« La bienveillance est-elle compatible avec l’exigence de résultats qui s’impose à toute organisation ?

Ou plus simplement : peut-on être bienveillant et efficace ?

On a souvent tendance à opposer bienveillance et exigence.

Comme si exiger plus c’était contraindre et être bienveillant c’était aimer mieux.

Loin d’être opposées, exigence et bienveillance sont en fait complémentaires.

Plus on se montre exigeant, plus il faut savoir faire preuve de bienveillance avec ses collaborateurs.

Plus on sait montrer de la bienveillance, plus les chances de réussite individuelles et collectives sont élevées.

Mais qu’est-ce que ça veut dire concrètement dans la vie des entreprises ?

Comment être à la fois être efficace dans l’action et bienveillant avec les autres ?

Les exigences

On ne peut échapper à un nombre d’exigences qui commencent par une exigence d’exemplarité.

L’impératif de cohérence totale entre le comportement du manager et le discours affiché est essentiel : « faites ce que je fais et pas seulement ce que je dis », renvoyant ainsi à la philosophie de Sartre « je suis ce que je fais ».

Une culture de la bienveillance ne pourra ainsi se développer que si elle est démontrée jour après jour au sommet de la pyramide.

Il existe également une exigence de clarté.

Exprimer précisément ce que l’on attend d’une personne est une nécessité trop souvent négligée.

Impossible de souligner l’absence de résultats à quelqu’un qui n’avait pas conscience de quels étaient les résultats attendus.

Mais la clarté ne suffit pas.

Il faut aussi qu’elle ait un sens.

Comprendre pourquoi ce qui est demandé est important.

Pourquoi ce qu’on va faire participe au projet commun ?

Sans cette mise en perspective, il n’est pas possible pour un individu de s’approprier ce qui lui est demandé.

Il fait ce qui est exigé, non pas ce qu’il sait être nécessaire, s’inscrivant ainsi dans le domaine de la contrainte et non celui de l’engagement.

Existe enfin, et peut-être surtout, une exigence de vérité.

Ne pas dire la vérité ce n’est pas de la bienveillance.

C’est ne pas prendre ses responsabilités.

Car l’exigence de vérité n’est pas pour autant un appel à manquer de respect pour la personne.

Bien au contraire.

Se comporter de façon humaine, bienveillante est essentiel.

Et en particulier quand c’est difficile.

Les exigences d’exemplarité, de clarté, de donner du sens, de dire la vérité sont donc les conditions nécessaires à une démarche bienveillante en entreprise.

Mais que dire de la bienveillance elle-même ?

La bienveillance

La bienveillance c’est une prédisposition qui place la personne au coeur de l’action.
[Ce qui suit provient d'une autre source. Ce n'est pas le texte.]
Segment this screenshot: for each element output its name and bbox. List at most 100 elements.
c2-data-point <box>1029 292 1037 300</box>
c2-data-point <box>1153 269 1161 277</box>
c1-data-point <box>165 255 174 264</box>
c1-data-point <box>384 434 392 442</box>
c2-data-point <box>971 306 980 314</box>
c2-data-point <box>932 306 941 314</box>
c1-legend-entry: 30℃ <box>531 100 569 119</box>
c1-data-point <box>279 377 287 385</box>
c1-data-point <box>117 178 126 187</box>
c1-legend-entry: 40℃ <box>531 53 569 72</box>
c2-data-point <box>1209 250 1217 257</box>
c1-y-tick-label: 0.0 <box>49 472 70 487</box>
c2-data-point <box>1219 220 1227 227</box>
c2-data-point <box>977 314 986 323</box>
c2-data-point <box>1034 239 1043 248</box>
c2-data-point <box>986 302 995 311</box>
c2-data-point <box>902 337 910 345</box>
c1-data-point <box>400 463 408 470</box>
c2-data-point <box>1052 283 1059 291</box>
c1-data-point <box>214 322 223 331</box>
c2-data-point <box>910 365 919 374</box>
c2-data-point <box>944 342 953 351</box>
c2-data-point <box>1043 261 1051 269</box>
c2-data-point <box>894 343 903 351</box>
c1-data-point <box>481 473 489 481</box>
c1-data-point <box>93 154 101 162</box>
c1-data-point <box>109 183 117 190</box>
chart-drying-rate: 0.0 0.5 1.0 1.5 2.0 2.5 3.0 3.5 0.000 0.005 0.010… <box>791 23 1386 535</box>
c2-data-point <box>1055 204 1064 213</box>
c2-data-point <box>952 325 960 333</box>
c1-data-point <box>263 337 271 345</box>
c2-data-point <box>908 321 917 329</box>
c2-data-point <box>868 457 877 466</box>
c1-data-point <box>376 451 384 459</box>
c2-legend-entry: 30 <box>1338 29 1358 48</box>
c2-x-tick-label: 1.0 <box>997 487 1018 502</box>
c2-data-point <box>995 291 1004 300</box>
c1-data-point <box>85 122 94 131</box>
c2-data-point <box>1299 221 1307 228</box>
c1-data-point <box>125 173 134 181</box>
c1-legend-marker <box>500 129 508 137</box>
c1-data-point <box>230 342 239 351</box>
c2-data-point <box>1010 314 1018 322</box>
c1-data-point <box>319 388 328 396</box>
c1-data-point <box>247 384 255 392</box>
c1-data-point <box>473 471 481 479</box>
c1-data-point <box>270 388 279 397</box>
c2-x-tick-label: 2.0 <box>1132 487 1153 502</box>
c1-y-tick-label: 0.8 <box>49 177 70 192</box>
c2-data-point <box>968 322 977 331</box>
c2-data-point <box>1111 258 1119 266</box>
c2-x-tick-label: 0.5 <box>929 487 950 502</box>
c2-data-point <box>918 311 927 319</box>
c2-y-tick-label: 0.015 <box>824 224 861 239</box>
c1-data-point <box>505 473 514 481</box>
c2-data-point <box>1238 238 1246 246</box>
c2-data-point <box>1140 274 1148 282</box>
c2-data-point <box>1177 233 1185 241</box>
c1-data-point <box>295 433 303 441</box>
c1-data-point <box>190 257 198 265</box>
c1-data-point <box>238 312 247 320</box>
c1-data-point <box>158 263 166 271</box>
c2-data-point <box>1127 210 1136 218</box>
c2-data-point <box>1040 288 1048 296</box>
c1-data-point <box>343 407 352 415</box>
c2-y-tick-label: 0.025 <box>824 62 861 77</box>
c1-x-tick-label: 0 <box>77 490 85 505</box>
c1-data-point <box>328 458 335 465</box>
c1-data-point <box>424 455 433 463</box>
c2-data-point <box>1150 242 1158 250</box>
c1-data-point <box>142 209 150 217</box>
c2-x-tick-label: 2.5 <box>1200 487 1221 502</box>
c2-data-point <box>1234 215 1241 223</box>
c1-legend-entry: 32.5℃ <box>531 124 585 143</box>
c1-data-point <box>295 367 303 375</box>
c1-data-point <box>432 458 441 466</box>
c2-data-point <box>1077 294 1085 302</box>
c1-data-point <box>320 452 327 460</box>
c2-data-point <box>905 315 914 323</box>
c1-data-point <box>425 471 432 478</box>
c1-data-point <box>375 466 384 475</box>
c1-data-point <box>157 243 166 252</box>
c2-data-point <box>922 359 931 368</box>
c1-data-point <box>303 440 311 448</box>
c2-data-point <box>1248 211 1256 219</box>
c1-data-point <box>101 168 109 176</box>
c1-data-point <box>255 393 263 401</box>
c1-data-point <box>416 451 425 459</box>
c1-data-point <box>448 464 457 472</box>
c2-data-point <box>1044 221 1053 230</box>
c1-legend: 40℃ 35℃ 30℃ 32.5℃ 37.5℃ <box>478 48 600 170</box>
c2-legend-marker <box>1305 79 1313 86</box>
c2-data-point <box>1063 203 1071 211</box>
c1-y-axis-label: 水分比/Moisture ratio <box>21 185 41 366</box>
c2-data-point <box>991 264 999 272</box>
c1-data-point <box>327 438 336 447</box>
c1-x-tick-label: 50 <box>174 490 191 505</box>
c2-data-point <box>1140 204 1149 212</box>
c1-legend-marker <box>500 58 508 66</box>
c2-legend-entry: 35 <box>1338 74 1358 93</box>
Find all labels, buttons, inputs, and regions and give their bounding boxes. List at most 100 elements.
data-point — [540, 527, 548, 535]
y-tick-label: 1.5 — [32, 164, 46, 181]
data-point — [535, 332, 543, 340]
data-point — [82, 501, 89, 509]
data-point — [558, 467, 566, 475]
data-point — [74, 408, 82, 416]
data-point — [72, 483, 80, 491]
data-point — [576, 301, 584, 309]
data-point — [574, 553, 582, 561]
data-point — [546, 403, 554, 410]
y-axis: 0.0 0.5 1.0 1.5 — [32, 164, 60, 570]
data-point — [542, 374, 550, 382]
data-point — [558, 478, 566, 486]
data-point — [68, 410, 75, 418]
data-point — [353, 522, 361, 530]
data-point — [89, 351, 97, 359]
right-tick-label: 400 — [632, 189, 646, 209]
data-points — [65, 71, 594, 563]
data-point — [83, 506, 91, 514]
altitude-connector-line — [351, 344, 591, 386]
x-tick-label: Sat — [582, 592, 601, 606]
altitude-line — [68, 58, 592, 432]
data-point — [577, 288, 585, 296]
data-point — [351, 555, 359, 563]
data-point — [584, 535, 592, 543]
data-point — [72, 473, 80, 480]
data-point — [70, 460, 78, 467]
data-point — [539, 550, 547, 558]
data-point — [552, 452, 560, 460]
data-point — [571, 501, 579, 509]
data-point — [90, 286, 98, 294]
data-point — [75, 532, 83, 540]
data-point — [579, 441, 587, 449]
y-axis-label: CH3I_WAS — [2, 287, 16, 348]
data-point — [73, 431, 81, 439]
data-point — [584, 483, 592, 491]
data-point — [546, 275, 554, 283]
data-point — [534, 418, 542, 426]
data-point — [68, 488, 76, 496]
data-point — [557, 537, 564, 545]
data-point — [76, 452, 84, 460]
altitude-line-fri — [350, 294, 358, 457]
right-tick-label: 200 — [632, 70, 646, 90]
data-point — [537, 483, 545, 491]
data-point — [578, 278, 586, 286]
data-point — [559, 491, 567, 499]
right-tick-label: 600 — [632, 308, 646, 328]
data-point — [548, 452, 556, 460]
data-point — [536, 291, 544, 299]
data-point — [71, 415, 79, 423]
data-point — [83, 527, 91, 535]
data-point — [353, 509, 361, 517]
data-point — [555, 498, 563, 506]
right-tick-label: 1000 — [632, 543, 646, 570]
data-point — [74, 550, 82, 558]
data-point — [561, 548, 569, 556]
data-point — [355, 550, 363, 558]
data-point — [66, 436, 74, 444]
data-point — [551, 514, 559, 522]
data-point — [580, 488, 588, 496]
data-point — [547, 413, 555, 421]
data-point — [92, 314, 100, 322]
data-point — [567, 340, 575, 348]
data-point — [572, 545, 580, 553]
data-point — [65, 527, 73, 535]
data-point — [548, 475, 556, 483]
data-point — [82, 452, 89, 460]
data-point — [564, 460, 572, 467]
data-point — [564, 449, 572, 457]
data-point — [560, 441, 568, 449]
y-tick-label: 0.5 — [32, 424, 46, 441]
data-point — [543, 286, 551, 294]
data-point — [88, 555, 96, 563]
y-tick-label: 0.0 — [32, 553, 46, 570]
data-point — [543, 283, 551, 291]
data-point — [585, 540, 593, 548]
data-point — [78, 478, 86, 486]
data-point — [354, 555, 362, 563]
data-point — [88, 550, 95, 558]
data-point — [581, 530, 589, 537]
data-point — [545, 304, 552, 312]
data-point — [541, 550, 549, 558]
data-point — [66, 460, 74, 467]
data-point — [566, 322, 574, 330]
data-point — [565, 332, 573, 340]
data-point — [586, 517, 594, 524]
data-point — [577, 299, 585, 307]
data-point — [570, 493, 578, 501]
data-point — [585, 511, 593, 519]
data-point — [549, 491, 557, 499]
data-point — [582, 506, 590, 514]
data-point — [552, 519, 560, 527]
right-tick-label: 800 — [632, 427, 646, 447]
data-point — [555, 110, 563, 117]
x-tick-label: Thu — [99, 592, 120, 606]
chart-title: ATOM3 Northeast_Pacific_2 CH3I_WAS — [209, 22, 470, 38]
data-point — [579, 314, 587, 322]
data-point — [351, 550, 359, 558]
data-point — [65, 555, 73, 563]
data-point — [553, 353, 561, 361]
C’est un état d’esprit, pas un process.

Comme toute valeur, elle n’existe que si elle est à la fois valorisée, c’est-à-dire reconnue, et vivante, c’est-à-dire vécue quotidiennement par le plus grand nombre.

Cet état d’esprit va petit à petit imbiber toute l’organisation.

Chacun, à titre personnel et dans son comportement quotidien, va la pratiquer.

Il y aura alors un véritable effet d’entrainement.

Nul besoin d’attendre une nouvelle organisation ou un changement d’organigramme.

La bienveillance, c’est aussi savoir faire confiance.

Chacun d’entre nous le sait.

Il n’y a rien de plus motivant que de sentir que l’on vous fait confiance pour effectuer une tâche.

L’impératif de succès que nous nous imposons à nous-mêmes est alors plus fort que si les contraintes nous étaient imposées de l’extérieur.

La bienveillance, c’est enfin avoir le droit de se tromper.

Combien de managers ont dit « vous avez droit à l’erreur » ?

Trop peu !!

Se tromper peut constituer une perte de prestige, de crédibilité personnelle.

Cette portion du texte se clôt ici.